Each case which comes to L.E.A.N. is unique, and the community now knows how we roll…..together. Through unfailing love, hard work, donations of time or money, every horse is given at least safety….and eventually, hope. Some pass on having arrived too late to be saved, but knowing at the last the comfort of a soft voice and soothing stroke. Some linger months or years in the program, waiting for the right person to find them and bring them home. Many are fortunate enough to have left all remembrance of uncertainty behind, and have moved into the hearts and arms of a new family.
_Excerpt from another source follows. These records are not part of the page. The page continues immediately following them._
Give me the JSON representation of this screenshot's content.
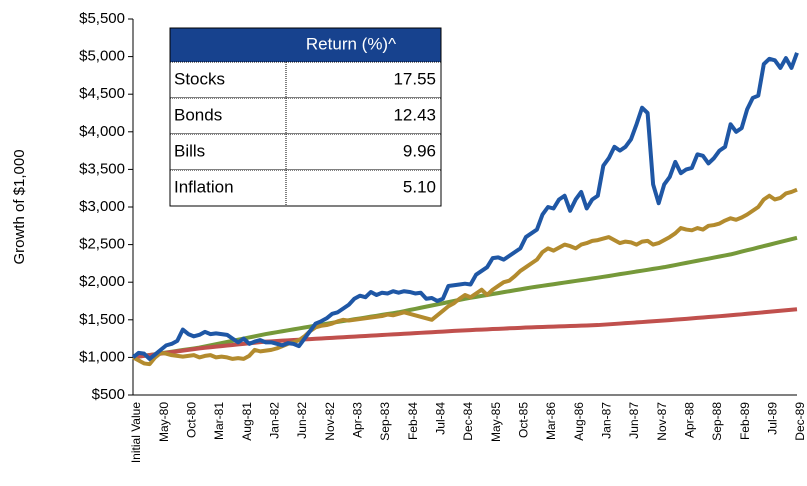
{
  "chart_data": {
    "type": "line",
    "y_label": "Growth of $1,000",
    "categories": [
      "Initial Value",
      null,
      null,
      null,
      null,
      "May-80",
      null,
      null,
      null,
      null,
      "Oct-80",
      null,
      null,
      null,
      null,
      "Mar-81",
      null,
      null,
      null,
      null,
      "Aug-81",
      null,
      null,
      null,
      null,
      "Jan-82",
      null,
      null,
      null,
      null,
      "Jun-82",
      null,
      null,
      null,
      null,
      "Nov-82",
      null,
      null,
      null,
      null,
      "Apr-83",
      null,
      null,
      null,
      null,
      "Sep-83",
      null,
      null,
      null,
      null,
      "Feb-84",
      null,
      null,
      null,
      null,
      "Jul-84",
      null,
      null,
      null,
      null,
      "Dec-84",
      null,
      null,
      null,
      null,
      "May-85",
      null,
      null,
      null,
      null,
      "Oct-85",
      null,
      null,
      null,
      null,
      "Mar-86",
      null,
      null,
      null,
      null,
      "Aug-86",
      null,
      null,
      null,
      null,
      "Jan-87",
      null,
      null,
      null,
      null,
      "Jun-87",
      null,
      null,
      null,
      null,
      "Nov-87",
      null,
      null,
      null,
      null,
      "Apr-88",
      null,
      null,
      null,
      null,
      "Sep-88",
      null,
      null,
      null,
      null,
      "Feb-89",
      null,
      null,
      null,
      null,
      "Jul-89",
      null,
      null,
      null,
      null,
      "Dec-89"
    ],
    "series": [
      {
        "name": "Stocks",
        "color": "#1f57a5",
        "values": [
          1000,
          1060,
          1050,
          980,
          1040,
          1100,
          1160,
          1180,
          1220,
          1370,
          1310,
          1280,
          1300,
          1340,
          1310,
          1320,
          1310,
          1300,
          1250,
          1200,
          1250,
          1180,
          1210,
          1230,
          1200,
          1200,
          1180,
          1160,
          1190,
          1180,
          1150,
          1250,
          1350,
          1450,
          1480,
          1520,
          1580,
          1600,
          1650,
          1700,
          1780,
          1820,
          1800,
          1870,
          1830,
          1860,
          1850,
          1880,
          1860,
          1880,
          1870,
          1850,
          1860,
          1780,
          1790,
          1750,
          1780,
          1950,
          1960,
          1970,
          1980,
          1970,
          2100,
          2150,
          2200,
          2320,
          2330,
          2300,
          2350,
          2400,
          2450,
          2600,
          2650,
          2700,
          2900,
          3000,
          2980,
          3100,
          3150,
          2950,
          3100,
          3200,
          2980,
          3100,
          3150,
          3550,
          3650,
          3800,
          3750,
          3800,
          3900,
          4100,
          4320,
          4250,
          3300,
          3050,
          3300,
          3400,
          3600,
          3450,
          3500,
          3520,
          3700,
          3680,
          3580,
          3650,
          3750,
          3800,
          4100,
          4000,
          4050,
          4300,
          4450,
          4480,
          4900,
          4970,
          4950,
          4850,
          4980,
          4850,
          5050
        ]
      },
      {
        "name": "Bonds",
        "color": "#b38b2e",
        "values": [
          1000,
          960,
          920,
          910,
          1000,
          1060,
          1050,
          1030,
          1020,
          1010,
          1020,
          1030,
          1000,
          1020,
          1030,
          1000,
          1010,
          1000,
          980,
          990,
          980,
          1020,
          1100,
          1080,
          1090,
          1100,
          1120,
          1150,
          1180,
          1200,
          1230,
          1280,
          1350,
          1400,
          1420,
          1430,
          1450,
          1480,
          1500,
          1490,
          1500,
          1510,
          1520,
          1530,
          1540,
          1550,
          1570,
          1560,
          1580,
          1600,
          1580,
          1560,
          1540,
          1520,
          1500,
          1560,
          1620,
          1680,
          1720,
          1780,
          1830,
          1800,
          1850,
          1900,
          1830,
          1900,
          1950,
          2000,
          2020,
          2080,
          2150,
          2200,
          2250,
          2300,
          2400,
          2450,
          2420,
          2460,
          2500,
          2480,
          2450,
          2500,
          2520,
          2550,
          2560,
          2580,
          2600,
          2560,
          2520,
          2540,
          2530,
          2500,
          2540,
          2550,
          2500,
          2520,
          2560,
          2600,
          2650,
          2720,
          2700,
          2690,
          2720,
          2700,
          2750,
          2760,
          2780,
          2820,
          2850,
          2830,
          2860,
          2900,
          2950,
          3000,
          3100,
          3150,
          3100,
          3120,
          3180,
          3200,
          3230
        ]
      },
      {
        "name": "Bills",
        "color": "#76993a",
        "values": [
          1000,
          1011,
          1022,
          1033,
          1043,
          1054,
          1065,
          1076,
          1087,
          1098,
          1108,
          1119,
          1130,
          1145,
          1160,
          1175,
          1190,
          1205,
          1220,
          1235,
          1250,
          1265,
          1280,
          1295,
          1310,
          1323,
          1335,
          1348,
          1360,
          1373,
          1385,
          1398,
          1410,
          1423,
          1435,
          1448,
          1460,
          1472,
          1483,
          1495,
          1507,
          1518,
          1530,
          1542,
          1553,
          1565,
          1577,
          1588,
          1600,
          1615,
          1630,
          1645,
          1660,
          1675,
          1690,
          1705,
          1720,
          1735,
          1750,
          1765,
          1780,
          1793,
          1805,
          1818,
          1830,
          1843,
          1855,
          1868,
          1880,
          1893,
          1905,
          1918,
          1930,
          1941,
          1952,
          1963,
          1973,
          1984,
          1995,
          2006,
          2017,
          2028,
          2038,
          2049,
          2060,
          2072,
          2083,
          2095,
          2107,
          2118,
          2130,
          2142,
          2153,
          2165,
          2177,
          2188,
          2200,
          2214,
          2228,
          2243,
          2257,
          2271,
          2285,
          2299,
          2313,
          2328,
          2342,
          2356,
          2370,
          2388,
          2407,
          2425,
          2443,
          2462,
          2480,
          2498,
          2517,
          2535,
          2553,
          2572,
          2590
        ]
      },
      {
        "name": "Inflation",
        "color": "#c0504d",
        "values": [
          1000,
          1010,
          1020,
          1030,
          1040,
          1050,
          1060,
          1070,
          1080,
          1090,
          1100,
          1110,
          1120,
          1128,
          1135,
          1143,
          1150,
          1158,
          1165,
          1173,
          1180,
          1188,
          1195,
          1203,
          1210,
          1214,
          1218,
          1223,
          1227,
          1231,
          1235,
          1239,
          1243,
          1248,
          1252,
          1256,
          1260,
          1264,
          1268,
          1273,
          1277,
          1281,
          1285,
          1289,
          1293,
          1298,
          1302,
          1306,
          1310,
          1314,
          1318,
          1323,
          1327,
          1331,
          1335,
          1339,
          1343,
          1348,
          1352,
          1356,
          1360,
          1363,
          1367,
          1370,
          1373,
          1377,
          1380,
          1383,
          1387,
          1390,
          1393,
          1397,
          1400,
          1403,
          1405,
          1408,
          1410,
          1413,
          1415,
          1418,
          1420,
          1423,
          1425,
          1428,
          1430,
          1435,
          1440,
          1445,
          1450,
          1455,
          1460,
          1465,
          1470,
          1475,
          1480,
          1485,
          1490,
          1496,
          1502,
          1508,
          1513,
          1519,
          1525,
          1531,
          1537,
          1543,
          1548,
          1554,
          1560,
          1567,
          1573,
          1580,
          1587,
          1593,
          1600,
          1607,
          1613,
          1620,
          1627,
          1633,
          1640
        ]
      }
    ],
    "ylim": [
      500,
      5500
    ],
    "yticks": [
      {
        "value": 500,
        "label": "$500"
      },
      {
        "value": 1000,
        "label": "$1,000"
      },
      {
        "value": 1500,
        "label": "$1,500"
      },
      {
        "value": 2000,
        "label": "$2,000"
      },
      {
        "value": 2500,
        "label": "$2,500"
      },
      {
        "value": 3000,
        "label": "$3,000"
      },
      {
        "value": 3500,
        "label": "$3,500"
      },
      {
        "value": 4000,
        "label": "$4,000"
      },
      {
        "value": 4500,
        "label": "$4,500"
      },
      {
        "value": 5000,
        "label": "$5,000"
      },
      {
        "value": 5500,
        "label": "$5,500"
      }
    ],
    "table": {
      "header": "Return (%)^",
      "rows": [
        [
          "Stocks",
          "17.55"
        ],
        [
          "Bonds",
          "12.43"
        ],
        [
          "Bills",
          "9.96"
        ],
        [
          "Inflation",
          "5.10"
        ]
      ]
    }
  }
}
There are always more, always too many, needing nothing more than time and space to find their second chance…but sadly, there is never enough room for all. In the daily press to keep fosters supplied, adopters intrigued, and supporters interested, there is seldom time for reflection. But periodically, a photo or phone call brings an update from a past adoption… sometimes happy, sometimes sad. Our dear donkey Harriett, one of the most severe hoof neglect cases we’ve seen, passed on to golden pastures last month after two years with the Sutphin’s, the most loving, perfect donkey home she could have ever wanted. A piece of our hearts goes with her, and we will miss her family’s photos and updates.
Our big beautiful draft cross, Fortunato, struggled over the summer with a neuromuscular disorder suspected as a common draft breed illness known as “shivers”. He was down too often and the worst was feared, but owner Sean McCarthy never gave up and worked diligently with Desert Pines’ doctors. Slowly through diet, treatments, and acupuncture, Fortunato has made a 90% recovery and he is blissful once again with beautiful barnmate, Sedona. Another update was received from one of LEAN’s earliest placements, the Maurer family who adopted “Charlie” (now “Jake Suede”) in the Fall of 2012. Shown enjoying the trails at Duck Creek with ten-year old Tessa aboard, this Tennessee Walker is both solid and stunning.
No rescue recap at LEAN is complete without mention of our most famous recovery, thoroughbred Captain Jack Sparrow. Dozens of hands and hearts helped to carry this horse, who was mere hours from euthanasia with a career-ending hoof puncture coupled with malnutrition from abandonment. Defying all odds of returning to a normal life, this ex-racehorse is back in the winner’s circle. In September, owner Sarah Layton took Captain Jack to the NSHA All Breed Horse Show at Horseman’s Park and came home with two first place ribbons, a second and a third. Every person who has followed Jack’s story over the years no doubt felt a little leap in their heart when they saw Jack’s happy face adorned with ribbons.
So why a rescue horse? Perhaps the question is better asked….Why not? There are great horses and donkeys everywhere; our world is blessedly abundant with wonderful animals without whom I could not imagine life. It is not that any particular one is worth more than another when it comes to feeling their love. But there is something about a rescue animal, an X-factor that is truly palpable, when this life which all others had given up on gazes deep into your eyes and suddenly you realize…it is you who have been saved.